Além disso, o desespero de Bob frente à chegada do doppelgänger de Marc no apartamento nos minutos finais demonstra a natureza maléfica da nova figura que se parece com seu pai. Inclusive, é possível traçar um paralelo entre o medo de Bob neste momento em questão e a reação dos investigadores ao se encontrarem com o Monstro no apartamento de Anna anteriormente.

A questão da dualidade complementar é, também, expressa em Anna. Em um vídeo gravado por Heinrich, Anna conta, por meio de uma parábola, que se encontra dividida entre duas personagens que representam duas ideias opostas, porém irmãs: a Fé e a Oportunidade. Ao confidenciar essa história a Marc, aponta que quando deu à luz ao Monstro, ela “abortou” a Fé e ficou com a Oportunidade. Este momento esclarece o dilema principal de Anna, que a persegue durante grande parte da narrativa, entre ficar em casa e desempenhar seu papel de mãe de família, tendo fé de que isso será o bastante para satisfazer seus desejos e necessidades ou ceder à oportunidade de explorá-los através do Monstro (MACCORMACK, 2010, p. 104).

  1. Considerações Finais

Longe de ser suficientemente exaustiva, a análise aqui desenvolvida fornece algumas percepções que permitem interpretar o texto tendo em vista o tema da dualidade. A existência de Helen evidencia que Marc deseja uma dona de casa exemplar, submissa e honrada, enquanto a presença de Heinrich e do Monstro mostram que Anna deseja ter uma identidade própria que não seja definida apenas por sua relação com Marc e sua posição como mãe de família. Esta falta de sintonia entre ambos cônjuges é um fator relevante para se explorar o desmoronamento de seu casamento. No entanto, ao mesmo tempo, permite que levantemos questionamentos sobre nossa própria vida e identidade.
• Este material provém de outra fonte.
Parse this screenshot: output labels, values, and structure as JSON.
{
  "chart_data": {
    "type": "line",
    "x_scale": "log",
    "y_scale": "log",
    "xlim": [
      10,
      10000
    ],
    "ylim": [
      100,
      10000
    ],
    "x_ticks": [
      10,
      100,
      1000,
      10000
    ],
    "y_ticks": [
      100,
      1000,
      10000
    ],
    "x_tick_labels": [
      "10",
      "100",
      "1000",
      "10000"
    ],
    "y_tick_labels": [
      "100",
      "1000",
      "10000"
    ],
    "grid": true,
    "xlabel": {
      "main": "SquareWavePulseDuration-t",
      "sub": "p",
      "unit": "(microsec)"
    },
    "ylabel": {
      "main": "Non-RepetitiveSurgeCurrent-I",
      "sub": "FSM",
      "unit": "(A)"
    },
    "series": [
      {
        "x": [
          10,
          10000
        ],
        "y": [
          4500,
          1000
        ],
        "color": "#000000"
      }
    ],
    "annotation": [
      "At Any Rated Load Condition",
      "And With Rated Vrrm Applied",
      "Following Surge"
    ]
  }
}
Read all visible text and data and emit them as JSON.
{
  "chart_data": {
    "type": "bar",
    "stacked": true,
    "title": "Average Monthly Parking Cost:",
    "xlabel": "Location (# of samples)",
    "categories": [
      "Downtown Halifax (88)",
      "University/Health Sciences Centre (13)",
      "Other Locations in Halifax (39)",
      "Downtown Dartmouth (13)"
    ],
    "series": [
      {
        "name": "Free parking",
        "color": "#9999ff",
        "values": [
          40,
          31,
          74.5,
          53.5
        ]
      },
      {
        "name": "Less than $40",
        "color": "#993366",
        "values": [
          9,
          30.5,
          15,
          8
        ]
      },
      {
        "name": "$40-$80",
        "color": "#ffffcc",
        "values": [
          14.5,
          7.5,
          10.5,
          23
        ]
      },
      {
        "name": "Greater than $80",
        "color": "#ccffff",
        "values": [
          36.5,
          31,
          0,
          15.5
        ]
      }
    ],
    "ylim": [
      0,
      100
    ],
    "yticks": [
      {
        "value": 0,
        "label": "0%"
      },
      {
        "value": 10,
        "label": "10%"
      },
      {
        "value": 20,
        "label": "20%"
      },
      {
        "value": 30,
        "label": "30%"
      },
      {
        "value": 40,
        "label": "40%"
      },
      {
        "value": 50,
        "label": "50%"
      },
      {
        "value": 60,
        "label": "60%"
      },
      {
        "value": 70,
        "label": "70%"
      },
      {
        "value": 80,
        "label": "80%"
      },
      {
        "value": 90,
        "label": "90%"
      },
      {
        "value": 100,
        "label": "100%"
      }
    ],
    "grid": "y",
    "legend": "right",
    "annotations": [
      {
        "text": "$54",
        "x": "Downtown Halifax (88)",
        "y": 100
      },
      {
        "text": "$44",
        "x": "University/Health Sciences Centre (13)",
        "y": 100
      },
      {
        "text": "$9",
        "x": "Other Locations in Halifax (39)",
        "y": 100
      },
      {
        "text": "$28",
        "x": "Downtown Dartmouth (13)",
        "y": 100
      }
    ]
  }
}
Possession acerta ao discutir todas essas problemáticas mascarando-se de um filme de horror. Os filmes de horror têm como principal qualidade a encenação de conflitos que giram em torno de nossos medos e desejos reprimidos (CLOVER apud GRBAVAC, 2016, pp. 1-2). Além de conseguir explorar a realidade do mundo (e de sua vida) em sua época, Żuławski utiliza a complexidade narrativa de Possession – e suas cenas surreais e oníricas – para expor a vida como um mistério, cuja resolução vai além da compreensão humana.

Referências

AUMONT, J.; MARIE, M. Análisis del Film. 1. ed. Barcelona: Ediciones Paidós Ibérica, 1990.

CAMBRIDGE UNIVERSITY PRESS. Doppelgänger. Cambridge Advanced Learner’s Dictionary & Thesaurus, 2021. Disponível em: <https://dictionary.cambridge.org/dictionary/english/doppelgänger>. Acesso em: 10 outubro 2021.
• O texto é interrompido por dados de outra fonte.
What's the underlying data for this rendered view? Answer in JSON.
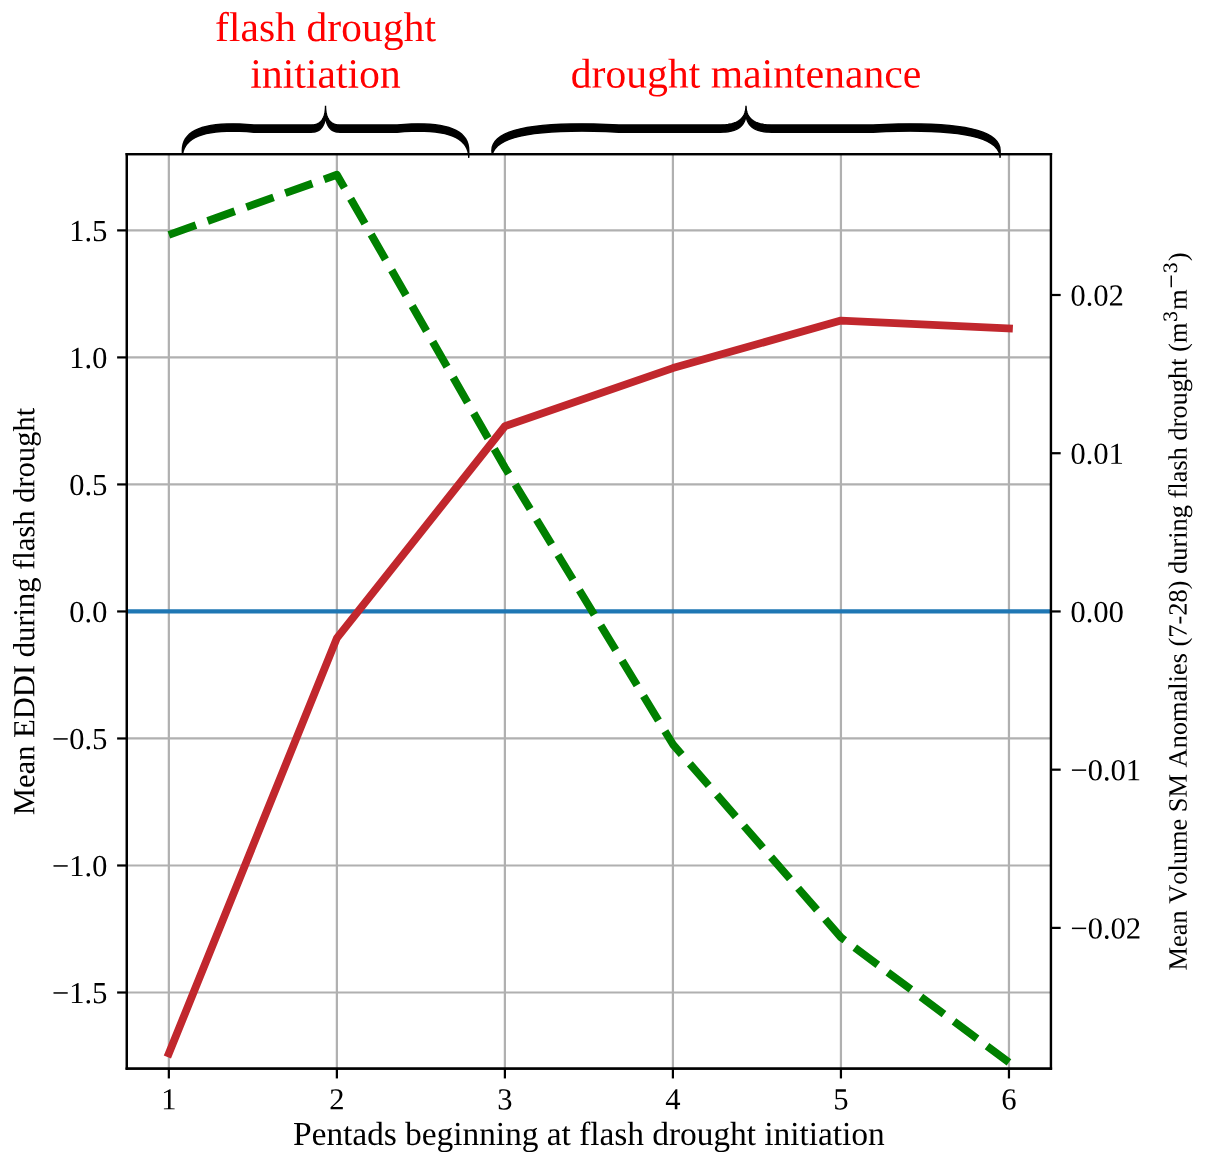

GODDARD, M. Beyond Polish moral realism: The subversive cinema of Andrzej Żuławski. In: MAZIERSKA, E.; GODDARD, M. Polish Cinema in a Transnational Context. 1ª. ed. Rochester: University of Rochester Press, 2014. p. 235-257.

GRBAVAC, N. Monsters Within and Without: Reading Female Identity Through Monstrosity in Andrzej Żuławski’s Possession. Tese de Mestrado em Estudos Midiáticos: Mídia Nórdica. Oslo: Universidade de Oslo, 2016.

MACCORMACK, P. Mucous, monsters and angels: Irigaray and Zulawski’s Possession. Cinema: Journal of Philosophy and the Moving Image, Lisboa, 1, 2010. 95-110.

POSSESSION. Direção: Andrzej Żuławski. Produção: Marie-Laure Reyre. França/Alemanha Ocidental: Oliane Productions. 1981.

THE OTHER SIDE OF THE WALL: THE MAKING OF POSSESSION. Direção, Roteiro e Produção: Daniel Bird. Reino Unido: Bildstörung. 2009. TOTARO, D. An Interview with Andrzej Zulawski and Daniel Bird. Offscreen, 18, 5, 2014. Disponível em: <https://offscreen.com/view/an-interview-with-andrzej-zulawski-and-daniel-


[1] Na definição do Dicionário de Inglês de Cambridge, a palavra Doppelgänger aparece como alguém que é idêntico a outra pessoa – uma espécie de réplica – mas sem que exista qualquer relação entre elas (CAMBRIDGE UNIVERSITY PRESS, 2021). Acredita-se que essas réplicas idênticas representam, muitas vezes, o oposto de seus homólogos.

[2] Parece ambíguo se Marc de fato morreu e se a sua réplica é uma outra pessoa, se é ele mesmo ou se é o Monstro em sua forma mais evoluída. O ponto aqui é que, ao final do filme, o personagem Marc que foi estabelecido no começo da narrativa, não existe mais, tendo sido substituído por outro completamente diferente.